That said, it established its own standards :
- In cases where a detainee disposed of more than 4 sq. m of personal space in multi-occupancy accommodation in prison and where therefore no issue with regard to the question of personal space arises, the other aspects of physical conditions of detention remained relevant for the Court’s assessment of adequacy of an applicant’s conditions of detention (see Story and Others v. Malta, nos. 56854/13, 57005/13 and 57043/13, §§ 112-113, 29 October 2015)
- In cases where a prison cell measuring in the range of 3-4 sq. m of personal space per inmate was at issue, space remained a weighty factor in the Court’s assessment of the adequacy of conditions of detention. In such instances a violation of Article 3 would be found if the space factor was coupled with other aspects of inappropriate physical conditions of detention related to, in particular, access to outdoor exercise, natural light or air, availability of ventilation, adequacy of room temperature, the possibility of using the toilet in private, and compliance with basic sanitary and hygienic requirements;
- There is a strong presomption of violation where the personal space available to a detainee fell below 3 sq. m of floor surface in multi-occupancy accommodation in prisons.
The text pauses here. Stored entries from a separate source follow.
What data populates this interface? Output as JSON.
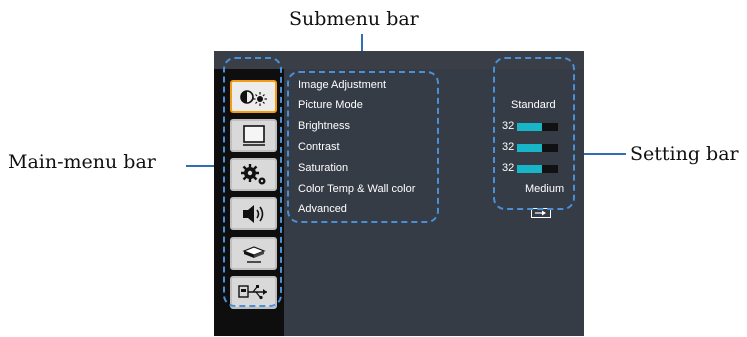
{
  "callouts": {
    "submenu": "Submenu bar",
    "mainmenu": "Main-menu bar",
    "setting": "Setting bar"
  },
  "main_menu": {
    "items": [
      {
        "icon": "image-adjust-icon",
        "selected": true
      },
      {
        "icon": "screen-icon",
        "selected": false
      },
      {
        "icon": "settings-gears-icon",
        "selected": false
      },
      {
        "icon": "volume-icon",
        "selected": false
      },
      {
        "icon": "projector-icon",
        "selected": false
      },
      {
        "icon": "usb-input-icon",
        "selected": false
      }
    ]
  },
  "submenu": {
    "title": "Image Adjustment",
    "items": [
      "Picture Mode",
      "Brightness",
      "Contrast",
      "Saturation",
      "Color Temp & Wall color",
      "Advanced"
    ]
  },
  "settings": {
    "picture_mode": "Standard",
    "brightness": {
      "value": "32",
      "level": 0.6
    },
    "contrast": {
      "value": "32",
      "level": 0.6
    },
    "saturation": {
      "value": "32",
      "level": 0.6
    },
    "color_temp": "Medium",
    "advanced_icon": "enter-icon"
  },
  "colors": {
    "accent_selected": "#f39c12",
    "bar_fill": "#18b4c8",
    "callout_line": "#2e6fb5",
    "dashed_outline": "#4a90d9"
  }
}
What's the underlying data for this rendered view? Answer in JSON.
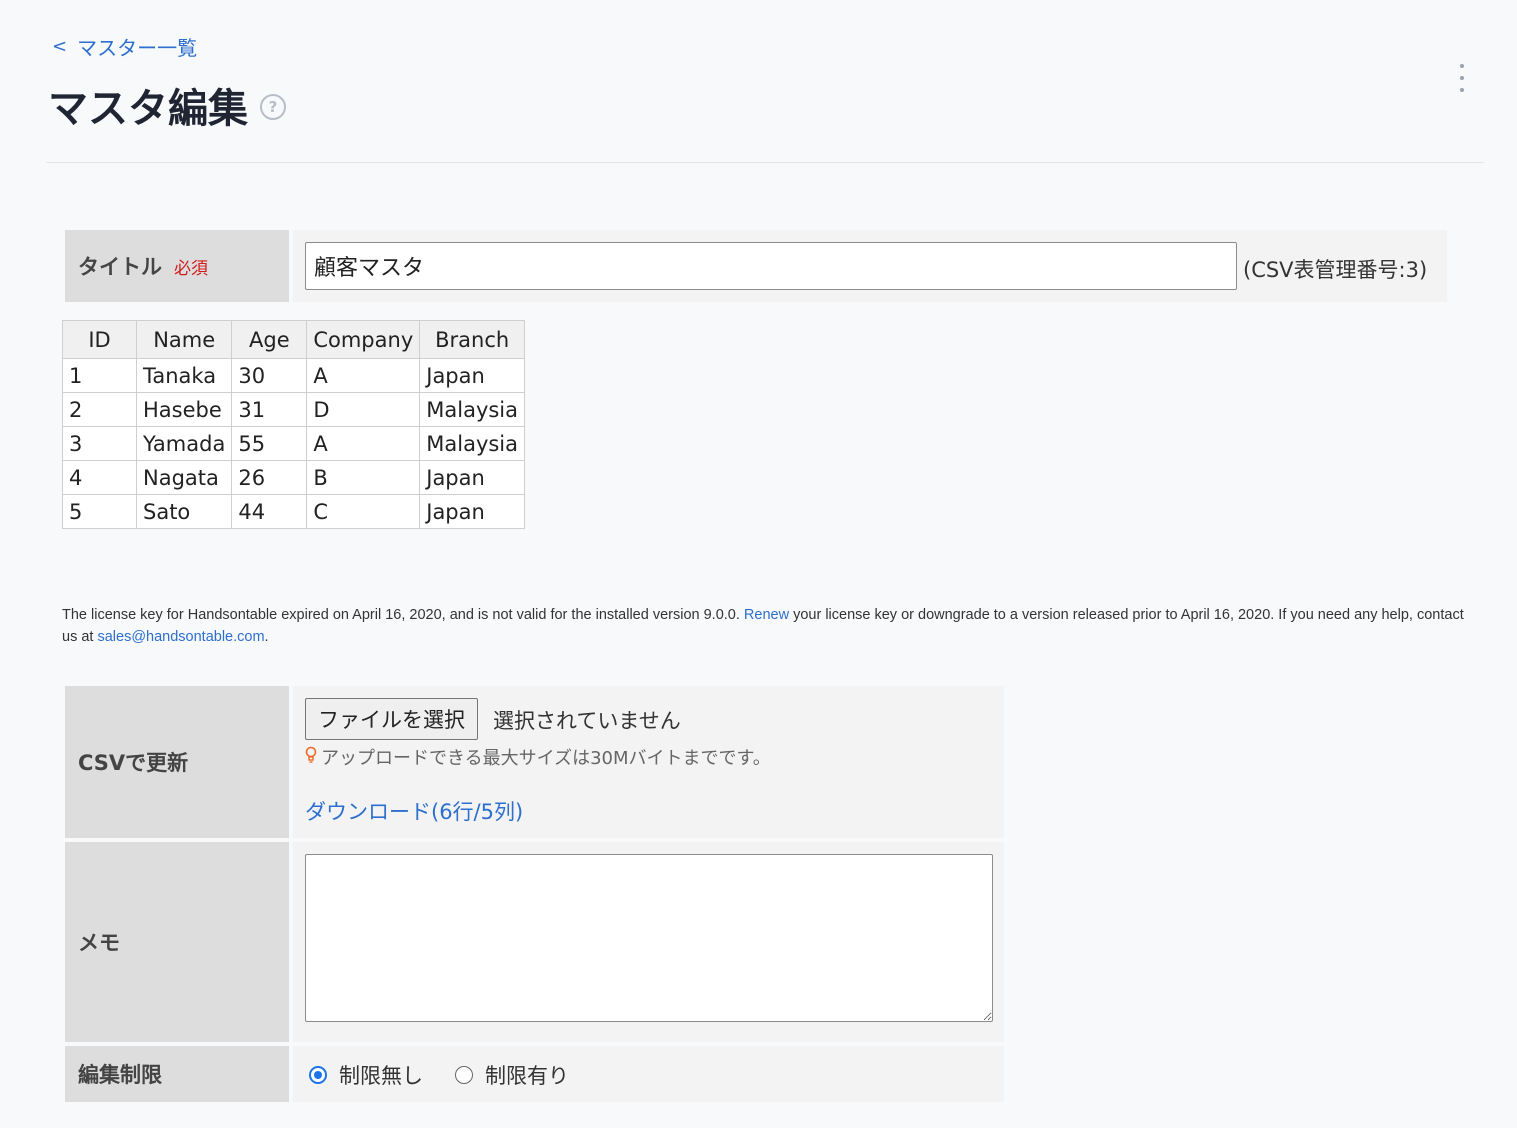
{
  "header": {
    "back_label": "マスター一覧",
    "title": "マスタ編集",
    "help_glyph": "?"
  },
  "form": {
    "title_label": "タイトル",
    "required_label": "必須",
    "title_value": "顧客マスタ",
    "csv_number": "(CSV表管理番号:3)",
    "csv_update_label": "CSVで更新",
    "file_button_label": "ファイルを選択",
    "file_status": "選択されていません",
    "upload_tip": "アップロードできる最大サイズは30Mバイトまでです。",
    "download_label": "ダウンロード(6行/5列)",
    "memo_label": "メモ",
    "memo_value": "",
    "edit_restriction_label": "編集制限",
    "restriction_options": [
      "制限無し",
      "制限有り"
    ],
    "restriction_selected": "制限無し"
  },
  "grid": {
    "columns": [
      "ID",
      "Name",
      "Age",
      "Company",
      "Branch"
    ],
    "rows": [
      [
        "1",
        "Tanaka",
        "30",
        "A",
        "Japan"
      ],
      [
        "2",
        "Hasebe",
        "31",
        "D",
        "Malaysia"
      ],
      [
        "3",
        "Yamada",
        "55",
        "A",
        "Malaysia"
      ],
      [
        "4",
        "Nagata",
        "26",
        "B",
        "Japan"
      ],
      [
        "5",
        "Sato",
        "44",
        "C",
        "Japan"
      ]
    ]
  },
  "license": {
    "text_before": "The license key for Handsontable expired on April 16, 2020, and is not valid for the installed version 9.0.0. ",
    "renew_link": "Renew",
    "text_middle": " your license key or downgrade to a version released prior to April 16, 2020. If you need any help, contact us at ",
    "email_link": "sales@handsontable.com",
    "text_after": "."
  },
  "colors": {
    "link": "#2d6fcf",
    "required": "#d21c1c",
    "radio_accent": "#1a73e8",
    "label_bg": "#dddddd",
    "value_bg": "#f3f3f3"
  }
}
The burden of proof is on the respondent Government which could, however, rebut that presumption by demonstrating that there were factors capable of adequately compensating for the scarce allocation of personal space.It would normally be the case only if the following factors were cumulatively met: (1) the reductions in the required minimum personal space of 3 sq. m were short, occasional and minor; (2 such reductions were accompanied by sufficient freedom of movement outside the cell and adequate out-of-cell activities ; (3) the applicant is confined in what is, when viewed generally, an appropriate detention facility, and there are no other aggravating aspects of the conditions of his or her detention. With regard to the question of sufficient freedom of movement, the Court referred to the relevant CPT standards according to which all prisoners must be allowed at least one hour of exercise in the open air every day and preferably as part of a broader programme of out-of-cell activities, bearing in mind that outdoor exercise facilities should be reasonably spaciousand whenever possible offer shelter from inclement weatherThe Court recall that, according to the relevant international standards prisoners should be able to spend a reasonable part of the day outside their cells, engaged in purposeful activity of a varied nature (work, recreation, education), and that regimes in establishments for sentenced prisoners should be even more favourable. In short, when considering whether measures of compensation invoked are capable of rebutting the strong presumption of a violation of Article 3, the Court will have regard to factors such as: the time and extent of restriction; freedom of movement and adequacy of out-of-cell activities; and general appropriateness of the detention facility.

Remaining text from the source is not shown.